Round and round the Vicente Calderon the song went, Atletico Madrid’s anthem bellowed out by 50,000 voices. “Porque siempre la aficion se estremece con pasion”, ran the line: because the fans always shake with passion. And they were shaking. “Atleti, Atleti, Atletico de Madrid!” The chant switched to “may the Calderon jump” and they jumped. Then as the players headed down the tunnel, it switched once more: “ Luis Aragones, Luis Aragones!”
A few minutes later, the players were back by popular demand, some half-undressed. No one had gone home. They did a lap of honour and as they passed the Barcelona supporters the clapping continued. The defeated knew this was a unique moment too.
Atletico’s captain, Gabi, had described these as the best days of their lives. Theirs and the club’s. “Apart from Villa, for all of us it is a unique feeling to have reached the semi-final,” Gabi said. Atletico had reached the last four of the European Cup for the first time in 40 years, back when Aragones played. He scored in the 1974 final against Bayern, becoming coach the year after the defeat in a replay.
“With these fans it’s impossible to lose,” said the midfielder Koke. “They played,” Gabi said. If so, that is yet another of Diego Simeone’s successes: the cracks at the Calderon were chasms when he took over, now the communion is complete. So, thanks to the suffering and the scale of their success, is the enjoyment.
For the players, too. Few represented that better than Adrian. The striker had not even been in the squad for five of Atletico’s six games. But the coach built him up and he was brilliant. “When Costa got injured there was no other player in my head than Adrian,” Simeone said. “I’m very happy for him.”

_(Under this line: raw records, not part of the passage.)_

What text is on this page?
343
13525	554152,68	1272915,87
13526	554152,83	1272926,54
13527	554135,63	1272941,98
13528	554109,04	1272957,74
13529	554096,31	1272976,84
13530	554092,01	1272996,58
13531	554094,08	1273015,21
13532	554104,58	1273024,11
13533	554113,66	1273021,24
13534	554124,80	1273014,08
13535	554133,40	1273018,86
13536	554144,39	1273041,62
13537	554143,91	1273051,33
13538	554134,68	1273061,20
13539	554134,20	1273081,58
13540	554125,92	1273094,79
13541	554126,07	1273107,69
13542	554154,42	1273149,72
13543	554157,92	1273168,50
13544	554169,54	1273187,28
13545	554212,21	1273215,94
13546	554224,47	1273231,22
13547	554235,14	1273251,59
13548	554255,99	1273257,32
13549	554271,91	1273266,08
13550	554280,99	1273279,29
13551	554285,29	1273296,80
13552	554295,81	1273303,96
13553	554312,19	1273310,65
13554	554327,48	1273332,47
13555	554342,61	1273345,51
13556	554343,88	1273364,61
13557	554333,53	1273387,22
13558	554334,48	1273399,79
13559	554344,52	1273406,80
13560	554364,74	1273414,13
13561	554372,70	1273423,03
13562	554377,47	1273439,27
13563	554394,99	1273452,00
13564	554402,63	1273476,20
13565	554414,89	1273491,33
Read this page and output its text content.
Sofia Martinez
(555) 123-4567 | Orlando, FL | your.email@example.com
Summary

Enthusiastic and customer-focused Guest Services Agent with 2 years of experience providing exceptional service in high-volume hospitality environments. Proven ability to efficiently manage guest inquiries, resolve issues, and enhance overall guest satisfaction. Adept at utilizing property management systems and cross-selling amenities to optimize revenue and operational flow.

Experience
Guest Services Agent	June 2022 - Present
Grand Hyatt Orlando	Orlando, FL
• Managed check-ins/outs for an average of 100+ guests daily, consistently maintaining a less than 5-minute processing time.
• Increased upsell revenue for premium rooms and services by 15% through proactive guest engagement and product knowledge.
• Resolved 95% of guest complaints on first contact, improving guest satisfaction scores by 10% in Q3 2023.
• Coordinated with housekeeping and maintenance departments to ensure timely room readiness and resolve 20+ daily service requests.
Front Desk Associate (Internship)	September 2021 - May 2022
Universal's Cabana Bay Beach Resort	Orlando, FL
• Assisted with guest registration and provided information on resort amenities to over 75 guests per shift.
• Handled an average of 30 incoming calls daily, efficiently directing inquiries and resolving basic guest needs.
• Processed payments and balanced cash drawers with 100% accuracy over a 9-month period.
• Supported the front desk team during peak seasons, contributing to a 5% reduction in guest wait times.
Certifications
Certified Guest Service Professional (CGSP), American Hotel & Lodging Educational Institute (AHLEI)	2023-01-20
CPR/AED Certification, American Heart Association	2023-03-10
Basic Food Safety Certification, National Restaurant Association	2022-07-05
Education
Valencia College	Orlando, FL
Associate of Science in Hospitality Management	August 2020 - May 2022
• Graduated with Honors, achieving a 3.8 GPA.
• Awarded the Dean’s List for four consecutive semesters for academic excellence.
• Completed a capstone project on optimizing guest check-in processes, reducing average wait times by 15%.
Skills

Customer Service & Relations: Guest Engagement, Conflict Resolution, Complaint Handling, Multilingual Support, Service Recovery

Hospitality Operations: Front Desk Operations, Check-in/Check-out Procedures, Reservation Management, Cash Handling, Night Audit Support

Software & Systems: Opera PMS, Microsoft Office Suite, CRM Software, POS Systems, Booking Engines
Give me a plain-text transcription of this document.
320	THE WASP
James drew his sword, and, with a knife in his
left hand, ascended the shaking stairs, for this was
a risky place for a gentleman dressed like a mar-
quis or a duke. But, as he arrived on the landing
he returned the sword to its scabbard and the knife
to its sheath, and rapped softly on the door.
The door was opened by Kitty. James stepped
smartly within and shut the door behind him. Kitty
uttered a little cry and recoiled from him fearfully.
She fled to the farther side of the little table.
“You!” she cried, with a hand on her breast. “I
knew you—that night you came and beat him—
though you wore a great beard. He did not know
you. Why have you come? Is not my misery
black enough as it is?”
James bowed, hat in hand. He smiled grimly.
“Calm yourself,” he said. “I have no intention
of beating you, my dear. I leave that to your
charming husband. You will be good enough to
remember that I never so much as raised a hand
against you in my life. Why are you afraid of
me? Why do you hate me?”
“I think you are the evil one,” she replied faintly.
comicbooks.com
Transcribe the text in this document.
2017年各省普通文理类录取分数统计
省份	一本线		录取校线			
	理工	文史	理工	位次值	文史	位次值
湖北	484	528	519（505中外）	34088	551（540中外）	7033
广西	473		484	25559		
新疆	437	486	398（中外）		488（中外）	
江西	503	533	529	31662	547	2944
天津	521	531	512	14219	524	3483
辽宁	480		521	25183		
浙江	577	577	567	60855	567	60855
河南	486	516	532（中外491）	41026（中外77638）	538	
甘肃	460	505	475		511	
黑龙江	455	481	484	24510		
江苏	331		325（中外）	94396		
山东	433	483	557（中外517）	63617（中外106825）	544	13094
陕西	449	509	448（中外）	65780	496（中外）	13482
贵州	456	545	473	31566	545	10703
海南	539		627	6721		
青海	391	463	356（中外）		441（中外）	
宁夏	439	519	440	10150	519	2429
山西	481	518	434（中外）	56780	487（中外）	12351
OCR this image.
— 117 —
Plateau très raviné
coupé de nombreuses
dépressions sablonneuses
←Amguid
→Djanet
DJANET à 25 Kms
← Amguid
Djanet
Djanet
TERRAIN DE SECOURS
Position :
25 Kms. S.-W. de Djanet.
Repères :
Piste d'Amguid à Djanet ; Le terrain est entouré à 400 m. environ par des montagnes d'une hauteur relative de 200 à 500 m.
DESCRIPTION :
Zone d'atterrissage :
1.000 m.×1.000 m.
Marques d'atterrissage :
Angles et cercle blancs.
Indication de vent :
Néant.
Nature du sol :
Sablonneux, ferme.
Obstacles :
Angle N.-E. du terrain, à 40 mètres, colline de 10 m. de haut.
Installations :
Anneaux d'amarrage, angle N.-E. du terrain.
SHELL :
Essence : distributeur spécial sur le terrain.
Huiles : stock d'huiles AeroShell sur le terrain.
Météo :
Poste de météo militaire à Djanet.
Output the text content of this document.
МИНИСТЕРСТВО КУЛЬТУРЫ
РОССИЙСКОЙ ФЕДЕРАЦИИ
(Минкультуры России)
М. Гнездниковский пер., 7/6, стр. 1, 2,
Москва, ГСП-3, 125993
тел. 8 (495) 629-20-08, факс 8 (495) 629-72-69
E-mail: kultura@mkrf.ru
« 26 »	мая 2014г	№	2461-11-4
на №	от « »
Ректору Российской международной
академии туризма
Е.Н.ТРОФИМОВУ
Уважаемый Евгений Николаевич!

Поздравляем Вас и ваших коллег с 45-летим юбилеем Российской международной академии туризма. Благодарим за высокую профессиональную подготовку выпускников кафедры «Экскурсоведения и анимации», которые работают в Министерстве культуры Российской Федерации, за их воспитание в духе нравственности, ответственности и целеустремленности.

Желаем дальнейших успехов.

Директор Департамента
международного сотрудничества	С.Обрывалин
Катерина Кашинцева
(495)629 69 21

Atletico’s annual budget is €120m, compared with €580m up the road at the Bernabeu. They are not poor exactly, but their most expensive player is the €12m Filipe Luis, signed four years ago, before belts were properly tightened. This is not really a team of stars.
A free signing from Sao Paulo, Joao Miranda, now looks like an astonishing bit of business. Villa came for an initial fee of €2m; he was delighted to have the chance to restart a career that appeared to be stagnating at the Camp Nou.
Diego Costa, remember, had the apparently impossible task of replacing last season’s top scorer, Radamel Falcao. This is the first season of his career when he went into the summer knowing where he would be playing; five times he had been loaned out.
His best scoring total was 10 but he has been La Liga’s outstanding player this season, scorer of 25 league goals, seven in five in the Champions League, fought over by two international teams: Spain and Brazil.
In the case of the goalkeeper Thibaut Courtois, his value has risen immediately. Atletico want to avoid Chelsea because, as their president, Enrique Cerezo, told Al Primer Toque radio show, there is a clause in his contract that means that Atletico would have to pay a penalty for him to play against the club that owns him. Reports suggested it was “prohibitive”, some placing the figure at €6m. It says much that it is probably worth paying.
Simeone was asked about Costa’s future and the interest from Stamford Bridge. “But surely he’s not going to find a club like this one?” his inquisitor said.
The Atletico manager smiled. “I like your question,” he replied. “We can envy other teams’ economic power but when it comes to competing we don’t envy anyone anywhere.”
“This is one of those days you remember for ever,” said Villa, winner of a European Cup with Barcelona when he scored in the final. “This is a club that has been through bad times, which means that success feels better here.”